A CAMPAIGNING former editor of The Press, who took the newspaper tabloid and earned it a national campaigning newspaper of the year award, has died suddenly at the age of 64.

Lifelong Stoke City fan Kevin Booth, who edited The Press from 2004-2008, passed away in hospital on Sunday.

His wife Trish said he had been suffering from a lung condition known as sarcoidosis for several years.

He had been admitted to hospital a few days earlier with a flare-up of the condition, but had seemed to be responding well to treatment.

"We thought he was getting better and would be coming home," she said.

He even had tickets to see his beloved Stoke City play Middlesbrough on Saturday.

"But then he just deteriorated through Saturday night and Sunday," Trish said.

Mr Booth, who joined The Press in 2004 after previously editing the Peterborough Evening Telegraph, was the editor who switched the newspaper to a tabloid format.

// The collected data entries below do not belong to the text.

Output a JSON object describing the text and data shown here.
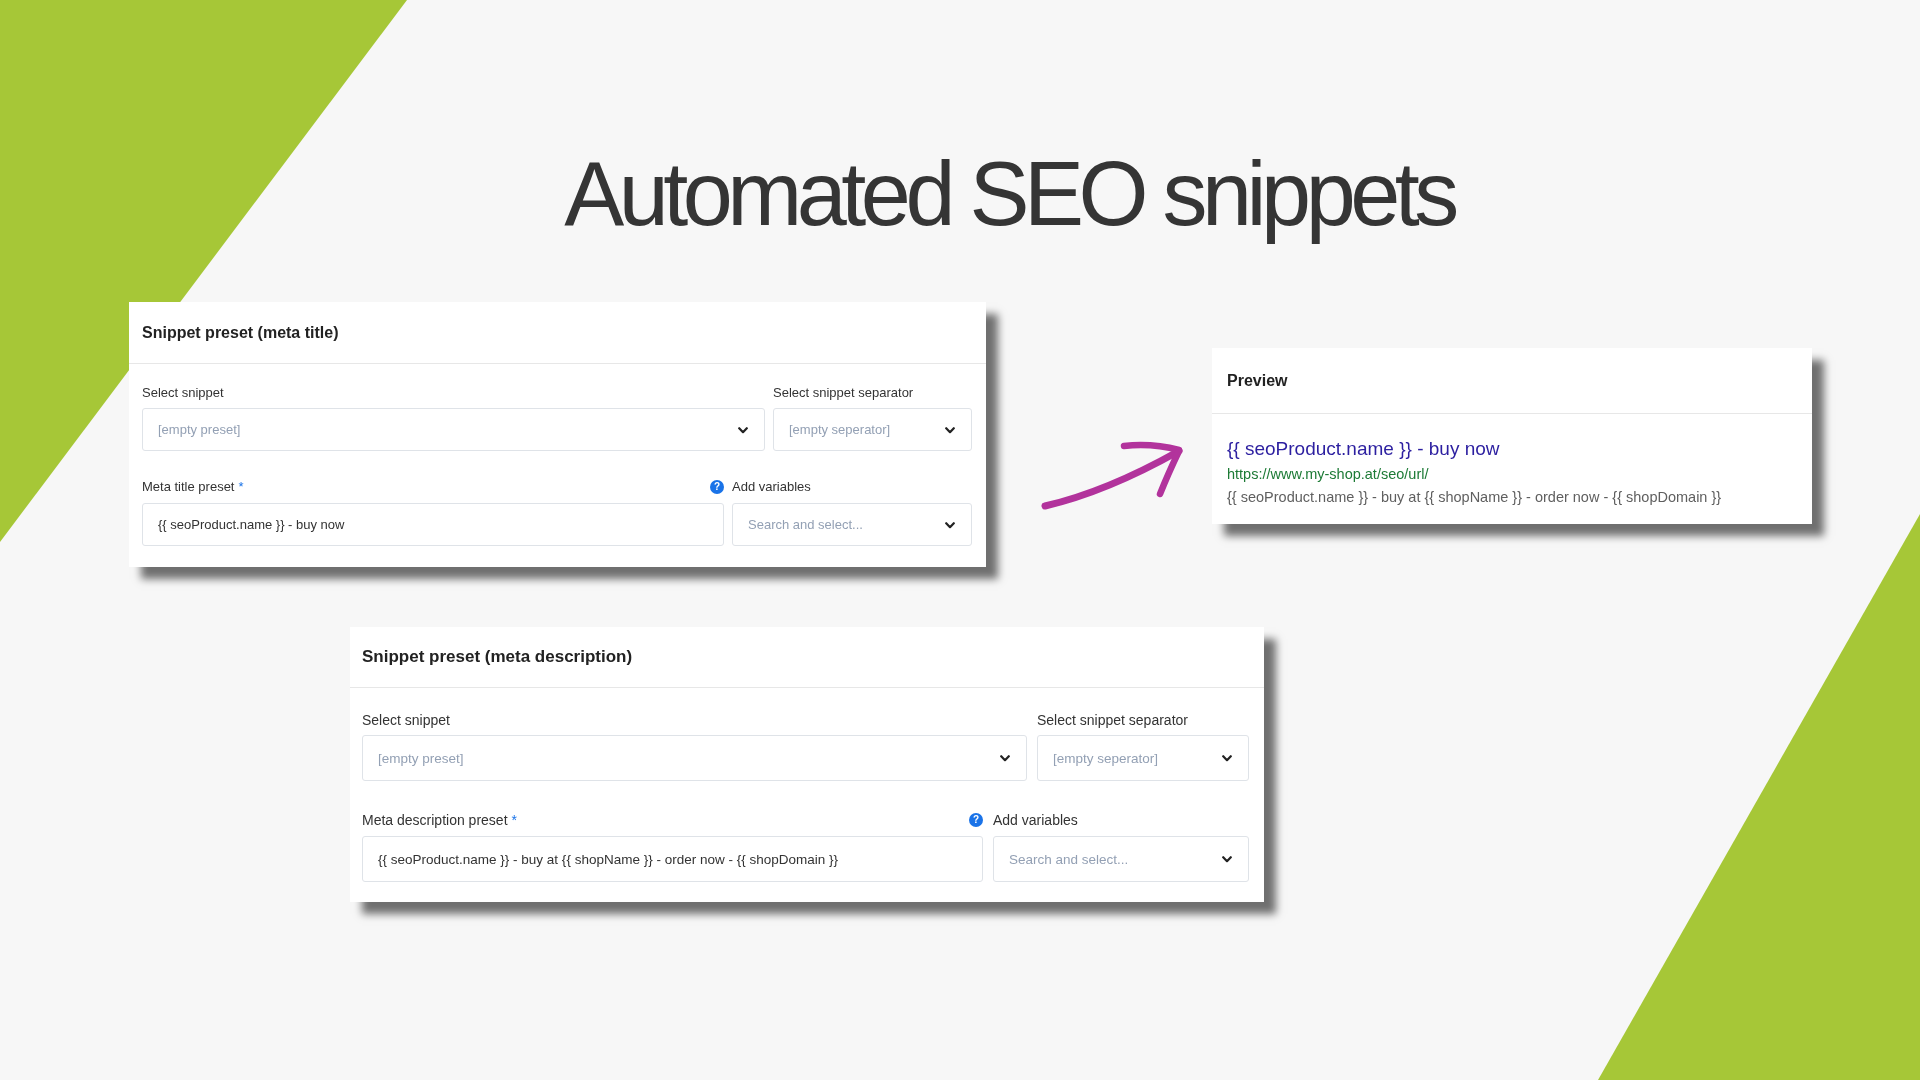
{
  "heading": "Automated SEO snippets",
  "meta_title_card": {
    "title": "Snippet preset (meta title)",
    "select_snippet": {
      "label": "Select snippet",
      "placeholder": "[empty preset]"
    },
    "select_separator": {
      "label": "Select snippet separator",
      "placeholder": "[empty seperator]"
    },
    "preset": {
      "label": "Meta title preset",
      "required_mark": "*",
      "value": "{{ seoProduct.name }} - buy now"
    },
    "add_variables": {
      "help": "?",
      "label": "Add variables",
      "placeholder": "Search and select..."
    }
  },
  "preview_card": {
    "title": "Preview",
    "result_title": "{{ seoProduct.name }} - buy now",
    "result_url": "https://www.my-shop.at/seo/url/",
    "result_description": "{{ seoProduct.name }} - buy at {{ shopName }} - order now - {{ shopDomain }}"
  },
  "meta_description_card": {
    "title": "Snippet preset (meta description)",
    "select_snippet": {
      "label": "Select snippet",
      "placeholder": "[empty preset]"
    },
    "select_separator": {
      "label": "Select snippet separator",
      "placeholder": "[empty seperator]"
    },
    "preset": {
      "label": "Meta description preset",
      "required_mark": "*",
      "value": "{{ seoProduct.name }} - buy at {{ shopName }} - order now - {{ shopDomain }}"
    },
    "add_variables": {
      "help": "?",
      "label": "Add variables",
      "placeholder": "Search and select..."
    }
  }
}
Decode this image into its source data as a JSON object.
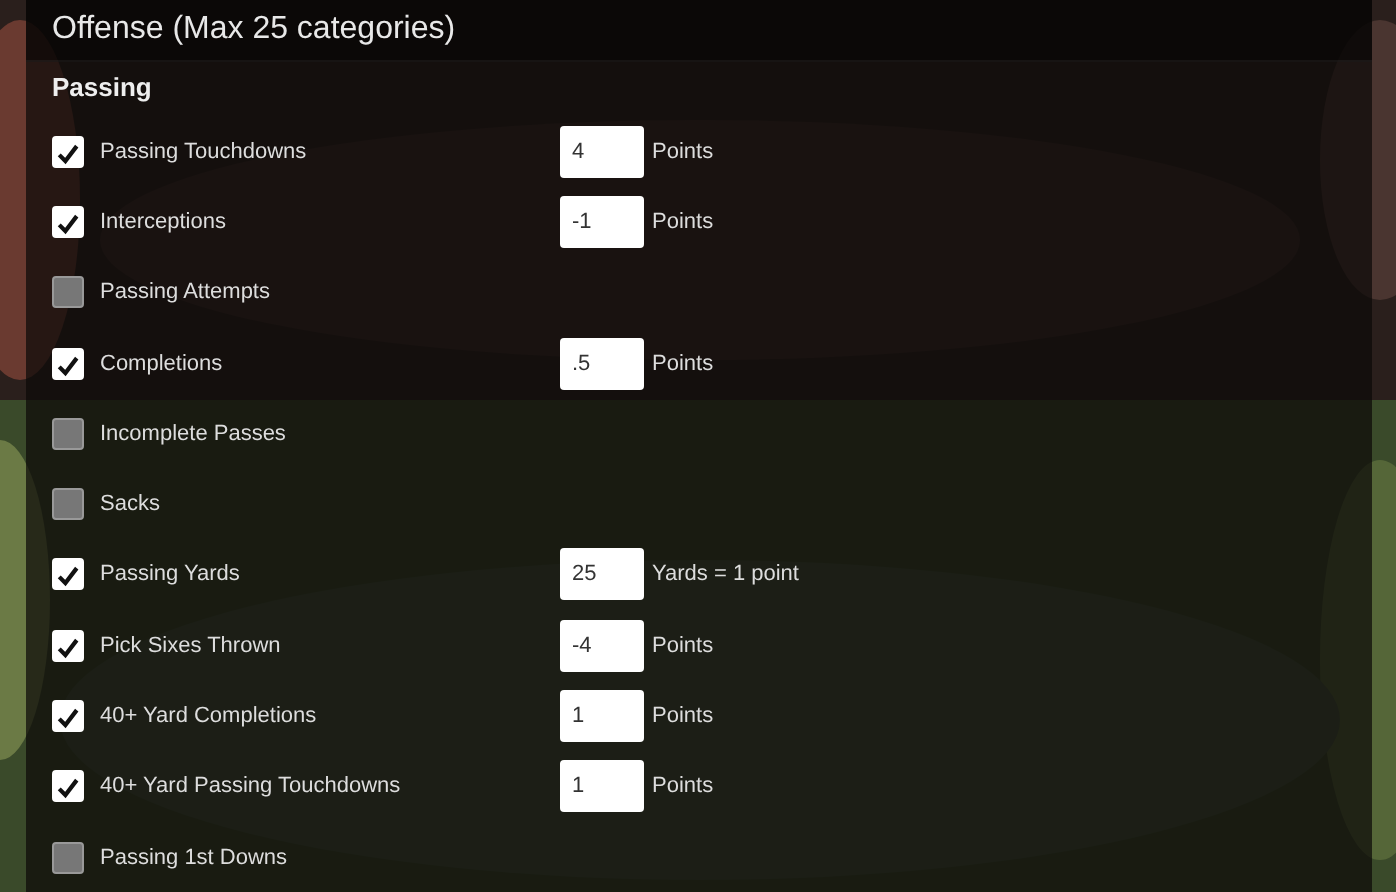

During his tenure, in 2007, The Press picked up the Newspaper Society Award for national campaigning newspaper of the year after it brought about a change in the law on child abduction.

The newspaper launched the Change It! campaign in 2006 after a man who tried to abduct a York teenager from a bus stop was jailed for four years, but a judge was unable to put him on the sex offenders register - preventing the authorities from monitoring him on his release.

Other high-profile campaigns during Mr Booth's time in charge included the Stop The Highway Robbery campaign, in which the newspaper forced city councillors into a U-turn over controversial city centre parking charges and double yellow lines.

He was also in charge of the newspaper for the Guardian Angels appeal, in which, over the course of three years, readers donated £300,000 to enable a new high dependency children's unit to open at York Hospital.

Former Press deputy editor Bill Hearld, who worked closely with Mr Booth, said: "He was a superb journalist and a very, very good friend.

"He had three loves in his life: his wife, Trish; newspapers; and Stoke City.

"He came to York at a time of great change, and oversaw the move from broadsheet to tabloid, and also from afternoon to morning publication.

"He appointed me as his deputy. We didn't always see eye to eye - but we always made up over a pint or two.

"He was a real campaigning journalist who just loved newspapers. It was a terrible shock when I heard the news - tragic. My heart goes out to Trish."

Press chief reporter Mike Laycock, who also worked with Mr Booth, added: "Kevin was a strong editor, never afraid to take a stance on an issue and proclaim it on the front page."

After leaving The Press in 2008, Mr Booth went on to edit the Burton Mail and then the Leicester Mercury. More recently, he worked as head of communications for wealth management company Mattioli Woods, before retiring.

He leaves two grown-up children, Anna and Alex, from a previous marriage.

He and and Trish, who had been married for 22 years, lived in the village of Waterfall, in Staffordshire.

Trish said: "He was my best friend and my whole world. He was a real people person. He had friends right across the country, and he treated everybody with the same decency and respect no matter who they were."